Would you do it?

posted 1 year ago in Career
  • poll: Would you take a 60% pay increase if it meant leaving a team you loved?
    I'd take it : (64 votes)
    94 %
    I'd stay : (4 votes)
    6 %
  • Post # 16
    Member
    3393 posts
    Sugar bee
    • Wedding: January 2021

    Unless you have any reason to believe the workplace you would be moving to would be hostile or disrespectful, or you’d be moving on to work that you find dissatisfying, I see no reason not to take the opportunity. Make sure you do your homework to find out as much as you can about the work environment as well as the position you’ve been asked to fill, adn then make an informed decision. 

    If the only thing holding you back is that you like the people you are currently working with, then I think it would be silly not to take the higher paying job. There are nice people everywhere and you’ll make new work friends. Besides, if the team you work with is really that important to you, you can remain friends outside of work after you leave. If they’re not important enough to you that you see yourself continuing to be friends after you leave, then they’re most certainly not important enough to give up a great opportunity for!

    Post # 17
    Hostess
    3844 posts
    Honey bee
    • Wedding: November 2016

    sbl99 :  What does the new job offer as far as healthcare goes?  A lot of gov contract jobs lack a lot of the benefits other jobs have that makes the pay increase negligible.  My preference would be to stay at my current job with the team I loved, but I’ve been a gov contractor and wouldn’t give up my permanent job to do that again, regardless of the pay increase.  

    Post # 18
    Member
    3393 posts
    Sugar bee
    • Wedding: January 2021

    PPs make some good points about it being a contact position – how confident are you that it will become permanent? Is it essentially a matter of “it’s contract just so that they can be sure I’m the right fit before taking me on permanently” and you are confident you will perform the job to the required expectations? Then take it. If there is no real reason to believe it will become permanent, I’d be much more hesitant. You could use the offer as leverage to ask for a raise at your current position. 

    missinthecity :  makes a good point about health benefits. Definitely look into those before deciding as well and consider how any change may impact your bottom line even after accounting for the pay increase.

    Post # 19
    Member
    1607 posts
    Bumble bee
    • Wedding: October 2019

    Money talks bull sh*t walks. Plus with govt you get pension etc. 

     

     

    Post # 20
    Member
    2419 posts
    Buzzing bee

    I’d do it in a heartbeat.

    Imagine the impact on your retirement if you continued your current standard of living and socked the extra $$$ away in 401k, IRA, etc.  

    Post # 21
    Member
    970 posts
    Busy bee
    • Wedding: June 2018 - Tizer Gardens/Carroll College

    This sounds too good to be true. I don’t think I know anyone who would be up for a $50k pay raise working for the government. I’d be hesitant. Make sure you are comparing apples to apples in your compensation packages RE healthcare, retirement, paid leave, transportation, travel, hours of work, and anticipated location that you will be expected to work.
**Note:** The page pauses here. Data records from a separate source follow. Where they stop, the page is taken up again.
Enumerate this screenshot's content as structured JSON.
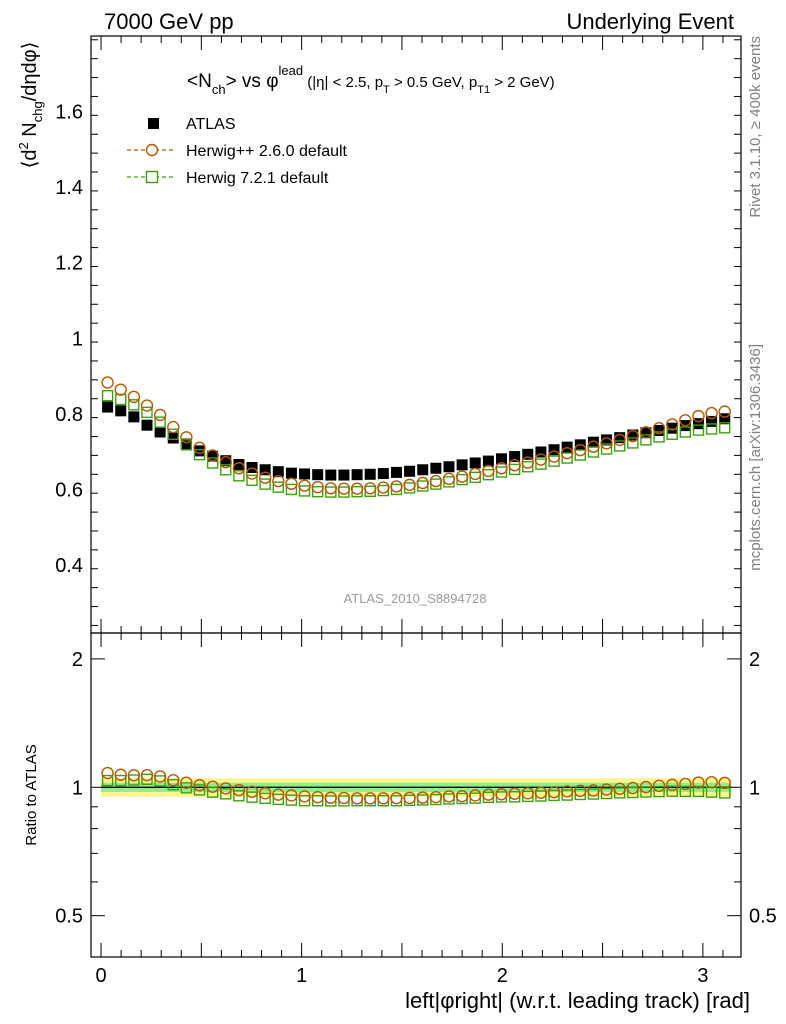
{
  "header": {
    "left": "7000 GeV pp",
    "right": "Underlying Event"
  },
  "side_labels": {
    "rivet": "Rivet 3.1.10, ≥ 400k events",
    "mcplots": "mcplots.cern.ch [arXiv:1306.3436]"
  },
  "chart_data": {
    "type": "scatter",
    "title": "<N_ch> vs φ^lead (|η| < 2.5, p_T > 0.5 GeV, p_T1 > 2 GeV)",
    "title_parts": {
      "t1": "<N",
      "t1_sub": "ch",
      "t2": "> vs φ",
      "t2_sup": "lead",
      "t3": " (|η| < 2.5, p",
      "t3_sub": "T",
      "t4": " > 0.5 GeV, p",
      "t4_sub": "T1",
      "t5": " > 2 GeV)"
    },
    "watermark": "ATLAS_2010_S8894728",
    "xlabel": "left|φright| (w.r.t. leading track) [rad]",
    "ylabel": "⟨d² N_chg/dηdφ⟩",
    "ylabel_parts": {
      "a": "⟨d",
      "a_sup": "2",
      "b": " N",
      "b_sub": "chg",
      "c": "/dηdφ⟩"
    },
    "ratio_ylabel": "Ratio to ATLAS",
    "xlim": [
      -0.05,
      3.19
    ],
    "ylim": [
      0.22,
      1.8
    ],
    "ratio_ylim": [
      0.4,
      2.3
    ],
    "ratio_log": true,
    "x_ticks": [
      "0",
      "1",
      "2",
      "3"
    ],
    "y_ticks": [
      "0.4",
      "0.6",
      "0.8",
      "1",
      "1.2",
      "1.4",
      "1.6"
    ],
    "ratio_ticks": [
      "0.5",
      "1",
      "2"
    ],
    "legend": [
      {
        "name": "ATLAS",
        "marker": "filled-square",
        "color": "#000000"
      },
      {
        "name": "Herwig++ 2.6.0 default",
        "marker": "open-circle",
        "color": "#b35900"
      },
      {
        "name": "Herwig 7.2.1 default",
        "marker": "open-square",
        "color": "#3f9f0f"
      }
    ],
    "x": [
      0.0327,
      0.0982,
      0.1636,
      0.2291,
      0.2945,
      0.36,
      0.4254,
      0.4909,
      0.5563,
      0.6218,
      0.6872,
      0.7527,
      0.8181,
      0.8836,
      0.949,
      1.0145,
      1.0799,
      1.1454,
      1.2108,
      1.2763,
      1.3417,
      1.4072,
      1.4726,
      1.5381,
      1.6035,
      1.669,
      1.7344,
      1.7999,
      1.8653,
      1.9308,
      1.9962,
      2.0617,
      2.1271,
      2.1926,
      2.258,
      2.3235,
      2.3889,
      2.4544,
      2.5198,
      2.5853,
      2.6507,
      2.7162,
      2.7816,
      2.8471,
      2.9125,
      2.978,
      3.0434,
      3.1089
    ],
    "series": [
      {
        "name": "ATLAS",
        "values": [
          0.818,
          0.808,
          0.792,
          0.77,
          0.752,
          0.736,
          0.72,
          0.702,
          0.688,
          0.676,
          0.666,
          0.658,
          0.652,
          0.647,
          0.643,
          0.641,
          0.639,
          0.638,
          0.638,
          0.639,
          0.64,
          0.642,
          0.645,
          0.648,
          0.652,
          0.656,
          0.66,
          0.665,
          0.67,
          0.675,
          0.681,
          0.687,
          0.693,
          0.699,
          0.705,
          0.712,
          0.718,
          0.725,
          0.731,
          0.737,
          0.744,
          0.75,
          0.756,
          0.762,
          0.769,
          0.774,
          0.78,
          0.787
        ]
      },
      {
        "name": "Herwig++ 2.6.0 default",
        "values": [
          0.883,
          0.864,
          0.845,
          0.822,
          0.797,
          0.765,
          0.738,
          0.71,
          0.69,
          0.672,
          0.656,
          0.642,
          0.631,
          0.622,
          0.615,
          0.61,
          0.606,
          0.603,
          0.602,
          0.602,
          0.603,
          0.605,
          0.608,
          0.612,
          0.617,
          0.622,
          0.628,
          0.634,
          0.641,
          0.649,
          0.656,
          0.664,
          0.671,
          0.679,
          0.687,
          0.696,
          0.704,
          0.713,
          0.722,
          0.731,
          0.741,
          0.751,
          0.762,
          0.772,
          0.783,
          0.794,
          0.802,
          0.806
        ]
      },
      {
        "name": "Herwig 7.2.1 default",
        "values": [
          0.848,
          0.838,
          0.824,
          0.804,
          0.778,
          0.746,
          0.718,
          0.692,
          0.67,
          0.652,
          0.636,
          0.624,
          0.614,
          0.606,
          0.6,
          0.596,
          0.594,
          0.593,
          0.593,
          0.594,
          0.595,
          0.597,
          0.6,
          0.604,
          0.609,
          0.614,
          0.62,
          0.626,
          0.632,
          0.639,
          0.646,
          0.653,
          0.66,
          0.667,
          0.675,
          0.683,
          0.691,
          0.699,
          0.707,
          0.715,
          0.723,
          0.731,
          0.739,
          0.746,
          0.752,
          0.757,
          0.76,
          0.763
        ]
      }
    ],
    "ratio_series": [
      {
        "name": "Herwig++ 2.6.0 default",
        "values": [
          1.08,
          1.07,
          1.067,
          1.068,
          1.06,
          1.039,
          1.025,
          1.011,
          1.003,
          0.994,
          0.985,
          0.976,
          0.968,
          0.961,
          0.957,
          0.952,
          0.948,
          0.945,
          0.944,
          0.942,
          0.942,
          0.942,
          0.943,
          0.944,
          0.946,
          0.948,
          0.952,
          0.953,
          0.957,
          0.961,
          0.963,
          0.966,
          0.968,
          0.971,
          0.974,
          0.978,
          0.981,
          0.983,
          0.988,
          0.992,
          0.996,
          1.001,
          1.008,
          1.013,
          1.018,
          1.026,
          1.028,
          1.024
        ]
      },
      {
        "name": "Herwig 7.2.1 default",
        "values": [
          1.037,
          1.037,
          1.04,
          1.044,
          1.035,
          1.014,
          0.997,
          0.986,
          0.974,
          0.965,
          0.955,
          0.948,
          0.942,
          0.937,
          0.933,
          0.93,
          0.93,
          0.929,
          0.929,
          0.93,
          0.93,
          0.93,
          0.93,
          0.932,
          0.934,
          0.936,
          0.939,
          0.941,
          0.943,
          0.947,
          0.949,
          0.95,
          0.952,
          0.954,
          0.957,
          0.959,
          0.962,
          0.964,
          0.967,
          0.97,
          0.972,
          0.975,
          0.977,
          0.979,
          0.978,
          0.978,
          0.974,
          0.97
        ]
      }
    ],
    "ratio_bands": {
      "inner": [
        0.975,
        1.025
      ],
      "outer": [
        0.95,
        1.05
      ]
    }
  }
}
    I took a $5k pay raise a few years ago but lost out on vacation time offered for the last three years, and I only just last month started earning my annual leave at the same rate I was when I went from a state job to a city job.  I also lost out a little in how much my previous employer contributed to our retirement. Otherwise, the benefits at the new place far outweighed the old location – and I was bitter about the amount I was getting paid, too.